Both voice and trust have a part to play but neither, nor both, on their own can be enough to deliver an effective and efficient system – neither is powerful enough to change the behaviour of providers. The centre ground of discussion is the extent to which a top down, planned, hierarchical system with targets and performance management, can be replaced by a market system where competition operates to drive innovation, efficiency and improved quality. It is partly a debate informed by assertion and limited evidence but also by ideology and politics.
Looking then at the spectrum of views about the issue then we can see the main camps:-
Those who believe that the NHS is a public service and that it is morally wrong for any such service to have any elements of markets within it. Performance management and targets distort the essential character of the service. A variation would be that there is some tolerance of “management” and “planning” of some sort; but still with the “trust” model predominant.
Those who argue that there is good evidence to show markets do not work in a health system. They have a rational case to argue both in economic theory terms (around market failure) and evidence from the acknowledged failure of market reforms to work so far within the NHS. They would accept planning within the system and so implicitly targets and performance management of some kind.
Those who accept there can be a role for market and see competition as a genuinely beneficial thing, but only under tight regulation. They accept a role for private providers but strictly regulated. They see the NHS as more than a logo and so have reservations about the extent of private provision and may set clear boundaries and operate preferred provider models for type 2 competition (for contracts). Allowing choice for some service with a wide range of competing providers from all sectors is accepted (the eyes and teeth model) so long as providers meet stringent quality base entry requirements. Accepting the limitations of markets there is still an overall managed system with powers for intervention to protect vital services.
Those who take the third way – that what works is best.

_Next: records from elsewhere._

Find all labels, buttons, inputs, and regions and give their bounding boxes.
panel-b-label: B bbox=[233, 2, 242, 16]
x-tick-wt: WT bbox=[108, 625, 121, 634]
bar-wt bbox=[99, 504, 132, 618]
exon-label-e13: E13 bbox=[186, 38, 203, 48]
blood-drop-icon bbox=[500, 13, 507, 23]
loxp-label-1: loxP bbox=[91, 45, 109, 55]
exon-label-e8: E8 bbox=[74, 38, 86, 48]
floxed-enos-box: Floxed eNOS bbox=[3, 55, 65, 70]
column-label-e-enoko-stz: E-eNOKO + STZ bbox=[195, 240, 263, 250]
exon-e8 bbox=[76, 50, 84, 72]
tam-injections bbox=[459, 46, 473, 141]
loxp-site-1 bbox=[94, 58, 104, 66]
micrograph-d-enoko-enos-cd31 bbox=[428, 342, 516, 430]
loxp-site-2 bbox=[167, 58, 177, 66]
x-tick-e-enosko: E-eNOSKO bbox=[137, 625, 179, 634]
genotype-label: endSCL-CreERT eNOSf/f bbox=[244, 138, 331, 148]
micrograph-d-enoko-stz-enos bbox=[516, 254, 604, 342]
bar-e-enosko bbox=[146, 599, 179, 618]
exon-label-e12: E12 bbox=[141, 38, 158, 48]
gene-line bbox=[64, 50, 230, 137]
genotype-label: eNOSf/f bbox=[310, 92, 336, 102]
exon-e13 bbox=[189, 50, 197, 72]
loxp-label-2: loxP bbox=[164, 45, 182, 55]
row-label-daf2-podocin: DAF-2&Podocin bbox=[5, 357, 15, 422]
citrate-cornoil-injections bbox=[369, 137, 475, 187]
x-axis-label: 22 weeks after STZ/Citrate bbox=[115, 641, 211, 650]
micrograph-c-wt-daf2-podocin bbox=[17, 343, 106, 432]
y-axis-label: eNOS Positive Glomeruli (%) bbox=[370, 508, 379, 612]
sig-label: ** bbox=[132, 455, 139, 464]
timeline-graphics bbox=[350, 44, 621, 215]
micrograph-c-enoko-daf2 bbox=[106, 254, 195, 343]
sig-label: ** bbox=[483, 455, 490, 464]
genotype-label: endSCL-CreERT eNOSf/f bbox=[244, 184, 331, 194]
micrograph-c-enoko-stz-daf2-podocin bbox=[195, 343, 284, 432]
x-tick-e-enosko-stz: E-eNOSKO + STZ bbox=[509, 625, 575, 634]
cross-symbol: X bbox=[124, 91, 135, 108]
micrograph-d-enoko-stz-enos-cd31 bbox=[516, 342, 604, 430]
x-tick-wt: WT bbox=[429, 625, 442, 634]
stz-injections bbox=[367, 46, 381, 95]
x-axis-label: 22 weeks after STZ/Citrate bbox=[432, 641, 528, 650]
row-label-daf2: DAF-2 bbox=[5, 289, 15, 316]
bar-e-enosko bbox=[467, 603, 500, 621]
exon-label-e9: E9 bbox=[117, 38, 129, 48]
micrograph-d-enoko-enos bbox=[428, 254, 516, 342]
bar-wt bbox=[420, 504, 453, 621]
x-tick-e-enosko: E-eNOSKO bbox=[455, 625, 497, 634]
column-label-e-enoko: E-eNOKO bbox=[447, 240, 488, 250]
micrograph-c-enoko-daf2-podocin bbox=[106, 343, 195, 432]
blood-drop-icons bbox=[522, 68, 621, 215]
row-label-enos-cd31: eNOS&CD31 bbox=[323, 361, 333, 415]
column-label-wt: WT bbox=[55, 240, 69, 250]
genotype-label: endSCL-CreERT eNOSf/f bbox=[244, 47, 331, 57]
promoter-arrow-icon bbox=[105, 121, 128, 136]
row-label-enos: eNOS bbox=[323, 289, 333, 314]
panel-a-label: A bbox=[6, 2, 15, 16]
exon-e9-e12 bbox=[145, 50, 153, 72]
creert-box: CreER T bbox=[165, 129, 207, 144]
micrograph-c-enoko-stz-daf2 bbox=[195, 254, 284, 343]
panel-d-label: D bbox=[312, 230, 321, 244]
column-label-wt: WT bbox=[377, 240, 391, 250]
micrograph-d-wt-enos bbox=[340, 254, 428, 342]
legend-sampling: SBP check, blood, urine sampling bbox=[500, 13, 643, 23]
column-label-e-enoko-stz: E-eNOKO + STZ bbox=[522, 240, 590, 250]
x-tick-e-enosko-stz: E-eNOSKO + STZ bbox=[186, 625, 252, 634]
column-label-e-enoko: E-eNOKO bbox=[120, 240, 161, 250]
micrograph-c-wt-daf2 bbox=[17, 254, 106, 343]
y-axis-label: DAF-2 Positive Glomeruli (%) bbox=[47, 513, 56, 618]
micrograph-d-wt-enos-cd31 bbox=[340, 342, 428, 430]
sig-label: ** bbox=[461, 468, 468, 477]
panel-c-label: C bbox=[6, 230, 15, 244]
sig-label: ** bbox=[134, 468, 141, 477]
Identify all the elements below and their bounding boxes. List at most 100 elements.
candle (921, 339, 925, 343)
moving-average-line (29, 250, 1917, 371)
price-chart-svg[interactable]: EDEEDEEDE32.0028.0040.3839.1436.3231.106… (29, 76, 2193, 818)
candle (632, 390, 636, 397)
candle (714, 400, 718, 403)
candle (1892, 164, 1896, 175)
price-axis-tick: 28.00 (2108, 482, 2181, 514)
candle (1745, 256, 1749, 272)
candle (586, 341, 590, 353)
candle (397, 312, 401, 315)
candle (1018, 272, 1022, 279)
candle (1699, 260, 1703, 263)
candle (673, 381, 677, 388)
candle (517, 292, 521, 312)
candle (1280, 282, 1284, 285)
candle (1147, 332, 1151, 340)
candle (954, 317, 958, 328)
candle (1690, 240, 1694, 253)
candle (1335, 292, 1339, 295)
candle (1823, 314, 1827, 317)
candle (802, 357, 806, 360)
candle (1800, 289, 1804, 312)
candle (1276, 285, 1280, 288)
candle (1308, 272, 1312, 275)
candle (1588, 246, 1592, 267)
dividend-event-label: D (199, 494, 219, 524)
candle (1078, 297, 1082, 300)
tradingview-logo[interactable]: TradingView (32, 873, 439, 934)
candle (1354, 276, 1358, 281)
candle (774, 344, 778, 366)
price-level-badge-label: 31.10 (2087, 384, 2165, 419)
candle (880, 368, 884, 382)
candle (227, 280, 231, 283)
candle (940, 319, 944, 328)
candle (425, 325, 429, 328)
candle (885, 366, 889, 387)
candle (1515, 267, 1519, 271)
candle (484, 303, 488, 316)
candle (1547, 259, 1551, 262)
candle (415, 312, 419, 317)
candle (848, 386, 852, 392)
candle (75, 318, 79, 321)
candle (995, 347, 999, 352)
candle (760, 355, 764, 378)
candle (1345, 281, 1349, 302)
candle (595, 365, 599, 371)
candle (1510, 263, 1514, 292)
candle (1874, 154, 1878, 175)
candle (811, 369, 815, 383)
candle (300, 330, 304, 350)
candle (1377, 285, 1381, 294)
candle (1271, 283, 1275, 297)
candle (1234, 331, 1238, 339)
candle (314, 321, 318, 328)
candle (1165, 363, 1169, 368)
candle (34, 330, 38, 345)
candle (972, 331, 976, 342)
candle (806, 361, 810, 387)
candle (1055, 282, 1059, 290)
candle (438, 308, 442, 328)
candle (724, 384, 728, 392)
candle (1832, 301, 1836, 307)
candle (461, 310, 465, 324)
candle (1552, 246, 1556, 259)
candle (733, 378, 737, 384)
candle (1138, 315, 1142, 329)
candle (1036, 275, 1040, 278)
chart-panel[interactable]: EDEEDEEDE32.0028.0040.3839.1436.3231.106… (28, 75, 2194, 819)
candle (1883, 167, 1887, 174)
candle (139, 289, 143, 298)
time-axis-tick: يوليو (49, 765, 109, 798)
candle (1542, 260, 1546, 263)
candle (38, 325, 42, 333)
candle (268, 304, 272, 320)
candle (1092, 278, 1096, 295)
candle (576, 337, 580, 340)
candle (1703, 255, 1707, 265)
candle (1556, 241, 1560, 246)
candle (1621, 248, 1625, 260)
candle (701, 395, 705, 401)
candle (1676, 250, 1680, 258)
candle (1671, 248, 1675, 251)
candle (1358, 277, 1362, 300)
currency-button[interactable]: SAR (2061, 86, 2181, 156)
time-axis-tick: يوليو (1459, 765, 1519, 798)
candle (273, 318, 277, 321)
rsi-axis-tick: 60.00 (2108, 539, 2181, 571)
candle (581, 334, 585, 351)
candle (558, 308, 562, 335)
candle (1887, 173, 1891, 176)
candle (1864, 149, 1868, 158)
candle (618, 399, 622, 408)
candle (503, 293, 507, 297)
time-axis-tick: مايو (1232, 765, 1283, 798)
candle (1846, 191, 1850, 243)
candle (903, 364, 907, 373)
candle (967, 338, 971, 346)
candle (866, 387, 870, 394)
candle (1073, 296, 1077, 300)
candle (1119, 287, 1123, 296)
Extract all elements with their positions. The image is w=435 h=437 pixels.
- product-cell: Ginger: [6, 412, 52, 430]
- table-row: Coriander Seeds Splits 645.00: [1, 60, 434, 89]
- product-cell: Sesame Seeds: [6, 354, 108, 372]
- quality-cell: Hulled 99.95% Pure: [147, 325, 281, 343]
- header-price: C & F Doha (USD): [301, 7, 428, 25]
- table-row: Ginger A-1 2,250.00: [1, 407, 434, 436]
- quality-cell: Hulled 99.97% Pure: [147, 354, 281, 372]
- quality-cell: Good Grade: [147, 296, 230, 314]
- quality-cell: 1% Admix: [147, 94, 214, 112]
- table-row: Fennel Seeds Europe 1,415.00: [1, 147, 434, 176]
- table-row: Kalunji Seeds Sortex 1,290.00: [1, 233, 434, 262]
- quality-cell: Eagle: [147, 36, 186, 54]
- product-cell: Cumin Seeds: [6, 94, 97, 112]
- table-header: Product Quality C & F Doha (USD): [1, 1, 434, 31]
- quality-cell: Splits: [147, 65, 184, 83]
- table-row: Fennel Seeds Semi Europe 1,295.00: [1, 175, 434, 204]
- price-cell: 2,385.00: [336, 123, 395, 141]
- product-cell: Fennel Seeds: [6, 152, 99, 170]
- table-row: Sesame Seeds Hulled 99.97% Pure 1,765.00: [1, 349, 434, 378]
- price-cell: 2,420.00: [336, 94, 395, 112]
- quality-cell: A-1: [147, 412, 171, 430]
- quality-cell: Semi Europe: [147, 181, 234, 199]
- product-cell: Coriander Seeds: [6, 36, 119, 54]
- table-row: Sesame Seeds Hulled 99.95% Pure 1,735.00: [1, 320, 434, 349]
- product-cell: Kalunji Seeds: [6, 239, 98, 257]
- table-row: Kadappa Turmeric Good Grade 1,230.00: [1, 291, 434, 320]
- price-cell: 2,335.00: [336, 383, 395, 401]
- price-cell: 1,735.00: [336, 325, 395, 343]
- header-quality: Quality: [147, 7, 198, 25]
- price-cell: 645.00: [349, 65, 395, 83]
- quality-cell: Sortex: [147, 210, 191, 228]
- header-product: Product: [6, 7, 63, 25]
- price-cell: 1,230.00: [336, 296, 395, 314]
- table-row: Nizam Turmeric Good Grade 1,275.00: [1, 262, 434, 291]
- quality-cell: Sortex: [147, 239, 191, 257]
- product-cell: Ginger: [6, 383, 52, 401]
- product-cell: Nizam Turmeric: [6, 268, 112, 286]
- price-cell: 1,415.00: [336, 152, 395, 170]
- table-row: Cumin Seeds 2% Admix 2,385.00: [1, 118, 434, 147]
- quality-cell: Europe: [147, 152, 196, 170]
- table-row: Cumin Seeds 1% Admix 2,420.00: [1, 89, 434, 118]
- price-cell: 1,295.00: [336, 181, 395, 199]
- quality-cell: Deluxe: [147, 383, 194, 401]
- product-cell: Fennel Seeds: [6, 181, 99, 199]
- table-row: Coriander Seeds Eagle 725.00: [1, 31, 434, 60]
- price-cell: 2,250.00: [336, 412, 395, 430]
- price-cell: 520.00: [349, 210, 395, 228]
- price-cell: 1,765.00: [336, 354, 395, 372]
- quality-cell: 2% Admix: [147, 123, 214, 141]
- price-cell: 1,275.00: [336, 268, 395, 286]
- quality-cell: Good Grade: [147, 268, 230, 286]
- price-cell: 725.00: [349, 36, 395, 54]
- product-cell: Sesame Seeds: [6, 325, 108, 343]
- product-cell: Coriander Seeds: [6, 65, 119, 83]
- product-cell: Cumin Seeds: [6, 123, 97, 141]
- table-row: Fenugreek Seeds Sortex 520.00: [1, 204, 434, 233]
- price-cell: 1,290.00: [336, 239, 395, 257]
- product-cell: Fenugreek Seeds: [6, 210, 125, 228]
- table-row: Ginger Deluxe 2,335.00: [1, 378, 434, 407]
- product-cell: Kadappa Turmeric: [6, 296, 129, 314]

And markets work elsewhere so long as the conditions are right, so just ensure this is the case. Regulation is necessary but needs to be there to encourage markets. The major problem is that the evidence about what works is contested, and generally just tells us we don’t know enough. Still they accept in principle greater competition and would encourage new entrants from the private sector which they see as more flexible, more innovative and efficient. They favour type one competition (for a service with patients choosing). But they still see an NHS as a managed system at some level with some type 2 competition and even non contested public provision for some services.
Those who accept a rationale for markets as the only mechanism powerful enough to resolve the long standing issues within the NHS and are motivated to use markets wherever possible, using incentives for new private entrants. They only like type one competition and would go further so that patients actually had the resources through direct payments so they could choose and buy the care they required. They favour privatisation to break the state monopolies and so give a more genuine market. They do accept however we still have a system free at the point of need and funded out of general taxation.
Those who see no future for the NHS as any kind of publicly delivered service and would have a full market system with all that implies. Various models for this do exist in other heath systems.
These are not strict boundaries and you can mix and match amongst various views but the central argument appears to be the issue of what limitations are placed on the operation of markets?